Haematological setpoints are a stable and patient-specific deep phenotype

Affiliations

Haematological setpoints are a stable and patient-specific deep phenotype

Brody H Foy et al. Nature. 2025 Jan.

Abstract

The complete blood count (CBC) is an important screening tool for healthy adults and a common test at periodic exams. However, results are usually interpreted relative to one-size-fits-all reference intervals1,2, undermining the precision medicine goal to tailor care for patients on the basis of their unique characteristics3,4. Here we study thousands of diverse patients at an academic medical centre and show that routine CBC indices fluctuate around stable values or setpoints5, and setpoints are patient-specific, with the typical healthy adult's nine CBC setpoints distinguishable as a group from those of 98% of other healthy adults, and setpoint differences persist for at least 20 years.
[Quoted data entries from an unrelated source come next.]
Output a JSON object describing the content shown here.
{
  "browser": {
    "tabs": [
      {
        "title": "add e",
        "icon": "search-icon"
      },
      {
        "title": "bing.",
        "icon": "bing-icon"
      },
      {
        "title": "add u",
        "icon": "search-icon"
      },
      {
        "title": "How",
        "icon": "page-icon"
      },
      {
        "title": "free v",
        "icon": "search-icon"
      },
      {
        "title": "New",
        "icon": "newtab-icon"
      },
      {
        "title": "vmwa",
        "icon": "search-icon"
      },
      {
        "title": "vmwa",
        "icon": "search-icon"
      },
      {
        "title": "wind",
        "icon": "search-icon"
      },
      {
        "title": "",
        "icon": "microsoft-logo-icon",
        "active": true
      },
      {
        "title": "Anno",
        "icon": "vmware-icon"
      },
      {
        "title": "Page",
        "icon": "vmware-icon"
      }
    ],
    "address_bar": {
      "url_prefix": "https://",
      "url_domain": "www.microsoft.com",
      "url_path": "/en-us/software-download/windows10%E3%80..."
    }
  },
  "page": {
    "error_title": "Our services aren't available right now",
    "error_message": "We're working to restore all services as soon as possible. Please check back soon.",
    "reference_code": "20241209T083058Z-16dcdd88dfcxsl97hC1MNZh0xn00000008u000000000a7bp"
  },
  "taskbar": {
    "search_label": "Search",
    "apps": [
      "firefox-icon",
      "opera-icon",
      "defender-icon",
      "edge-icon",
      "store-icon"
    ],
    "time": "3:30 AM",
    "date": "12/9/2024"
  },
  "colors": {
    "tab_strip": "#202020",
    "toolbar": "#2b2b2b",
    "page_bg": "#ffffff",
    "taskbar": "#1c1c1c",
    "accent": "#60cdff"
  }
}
Haematological setpoints reflect a deep physiologic phenotype enabling investigation of acquired and genetic determinants of haematological regulation and its variation among healthy adults. Setpoints in apparently healthy adults were associated with significant variation in clinical risk: absolute risk of some common diseases and morbidities varied by more than 2% (heart attack and stroke, diabetes, kidney disease, osteoporosis), and absolute risk of all-cause 10 year mortality varied by more than 5%. Setpoints also define patient-specific reference intervals and personalize the interpretation of subsequent test results. In retrospective analysis, setpoints improved sensitivity and specificity for evaluation of some common conditions including diabetes, kidney disease, thyroid dysfunction, iron deficiency and myeloproliferative neoplasms. This study shows CBC setpoints are sufficiently stable and patient-specific to help realize the promise of precision medicine for healthy adults.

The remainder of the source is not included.